Phnom Penh (AsiaNews / Agencies) - This morning, hundreds of thousands of Cambodians gathered in the streets of Phnom Penh to attend the beginning of the funeral of King Norodom Sihanouk, who died on October 15 in Beijing, where he spent the last 15 years of life. A hearse carried the embalmed body of the elderly monarch through the streets of the capital, greeted by a moved and emotional crowd. The body will eventually be transported to the crematorium, where on February 4, in the final act of the long ceremony, there will be the burning of a pyre, lit by his wife and son - and successor to the throne - King Norodom Sihamoni.
King Sihanouk died in the Chinese
capital - where he lived for some time - of a heart attack at the age of 89. This
morning, a 101-gun salute greeted the start of the procession, while since dawn
citizens crowded the roadsides with lamps and candles to light the way. The
gold casket containing the body was placed on a golden chariot also surrounded
by high-ranking officers dressed in white, the color of mourning in Asia.
Buth Nakry, a 63 year old cambodian, among many citizens mingled with the crowd told AFP it was "deeply sad" because "the king-father soon will be gone" forever. He added that it is a "great loss for us all", because the elderly monarch "was able to bring peace to the nation."
A controversial figure who marked,
for better or for worse, the history of the last century of Cambodia, King
Sihanouk is credited - thanks to the sixth and last wife Monique - with having reopened
diplomatic relations with the Holy See, in 1994. He
was born October 31, 1922 son of King Norodom Suramarit; in 1941 prince Sianouk
was crowned by the French, who were hoping to be able to dominate. But
after the war he began a campaign for the independence of his country, which
ended in victory in 1953. He
then abdicated in favor of his father, assuming the post of prime minister.
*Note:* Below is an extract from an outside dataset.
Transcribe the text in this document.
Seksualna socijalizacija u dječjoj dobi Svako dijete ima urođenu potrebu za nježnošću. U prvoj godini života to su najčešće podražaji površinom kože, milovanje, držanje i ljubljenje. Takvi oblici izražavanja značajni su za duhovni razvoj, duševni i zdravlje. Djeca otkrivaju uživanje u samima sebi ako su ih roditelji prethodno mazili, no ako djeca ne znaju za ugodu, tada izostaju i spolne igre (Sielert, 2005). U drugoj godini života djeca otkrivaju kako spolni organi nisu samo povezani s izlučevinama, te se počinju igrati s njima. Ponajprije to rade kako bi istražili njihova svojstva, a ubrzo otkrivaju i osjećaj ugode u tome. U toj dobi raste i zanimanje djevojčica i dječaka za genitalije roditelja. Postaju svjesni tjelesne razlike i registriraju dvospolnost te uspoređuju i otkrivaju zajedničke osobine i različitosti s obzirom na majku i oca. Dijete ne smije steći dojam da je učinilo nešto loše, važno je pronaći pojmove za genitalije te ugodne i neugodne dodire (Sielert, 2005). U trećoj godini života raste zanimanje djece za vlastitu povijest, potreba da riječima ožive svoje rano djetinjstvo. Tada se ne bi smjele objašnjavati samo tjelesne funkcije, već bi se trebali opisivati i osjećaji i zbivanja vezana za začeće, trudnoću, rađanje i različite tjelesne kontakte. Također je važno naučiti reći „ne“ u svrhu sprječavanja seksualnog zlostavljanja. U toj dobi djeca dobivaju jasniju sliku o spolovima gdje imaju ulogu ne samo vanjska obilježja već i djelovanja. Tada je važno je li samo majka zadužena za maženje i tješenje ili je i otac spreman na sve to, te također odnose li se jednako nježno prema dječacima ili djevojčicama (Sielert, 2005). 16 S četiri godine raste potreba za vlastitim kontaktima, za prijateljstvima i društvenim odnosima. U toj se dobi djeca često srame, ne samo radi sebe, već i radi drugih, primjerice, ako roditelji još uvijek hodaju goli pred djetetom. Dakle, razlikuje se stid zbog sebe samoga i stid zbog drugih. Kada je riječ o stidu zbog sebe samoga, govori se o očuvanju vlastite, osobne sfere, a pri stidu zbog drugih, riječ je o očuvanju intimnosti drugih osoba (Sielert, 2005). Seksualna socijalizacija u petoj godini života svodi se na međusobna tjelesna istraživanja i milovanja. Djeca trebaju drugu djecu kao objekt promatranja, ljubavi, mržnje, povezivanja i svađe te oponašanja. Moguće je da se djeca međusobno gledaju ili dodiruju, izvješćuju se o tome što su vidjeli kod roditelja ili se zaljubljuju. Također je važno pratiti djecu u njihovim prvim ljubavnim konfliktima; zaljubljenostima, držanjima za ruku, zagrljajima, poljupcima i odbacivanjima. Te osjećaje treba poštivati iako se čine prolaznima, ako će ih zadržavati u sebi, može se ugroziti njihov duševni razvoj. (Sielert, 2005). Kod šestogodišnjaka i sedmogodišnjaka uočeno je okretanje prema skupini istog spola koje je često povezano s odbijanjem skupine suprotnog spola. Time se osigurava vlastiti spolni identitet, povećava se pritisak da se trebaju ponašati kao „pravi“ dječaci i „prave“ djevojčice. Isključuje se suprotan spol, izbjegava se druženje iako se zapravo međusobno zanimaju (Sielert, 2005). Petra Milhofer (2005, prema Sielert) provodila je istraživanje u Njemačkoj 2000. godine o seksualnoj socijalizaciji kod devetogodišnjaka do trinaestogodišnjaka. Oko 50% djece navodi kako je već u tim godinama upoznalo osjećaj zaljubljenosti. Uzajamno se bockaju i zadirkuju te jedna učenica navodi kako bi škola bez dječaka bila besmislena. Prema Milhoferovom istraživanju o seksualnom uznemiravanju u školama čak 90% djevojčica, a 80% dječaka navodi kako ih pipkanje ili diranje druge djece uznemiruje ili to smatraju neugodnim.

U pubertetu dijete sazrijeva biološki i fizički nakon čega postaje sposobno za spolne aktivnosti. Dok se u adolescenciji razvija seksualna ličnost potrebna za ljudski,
He is famous for his continuous resignations and returns to power. In the '60s and '70s the country was involved in the War fought on Vietnamese soil and then throughout Indochina. In '70, Lon Nol, one of his generals, supported by the United States, seized power and Sihanouk fled to Beijing. Here - thanks to China - he struck up an alliance with the Khmer Rouge. In '75 the Khmer Rouge of Pol Pot took over Cambodia. Sihanouk returned as king, but was placed under house arrest in his palace, as the country suffered at the hands of the Communist dictatorship which killed nearly two million people. Later, Sihanouk condemned the actions of the Khmer Rouge. In '79 the Vietnamese defeated the Khmer Rouge in the period of uncertainty, Sihanouk fled to Beijing, to return to Cambodia in '93, with the advent of a democratic state, sponsored by the UN. In the last years of his stay in the country he sought to resolve the divisions and struggles between various factions - including that of his son Norodom Ranariddh - and the strong man Hun Sen, but without much success. In 2004 he abdicated in favor of his son Sihamoni and often lived in Pyongyang or Beijing.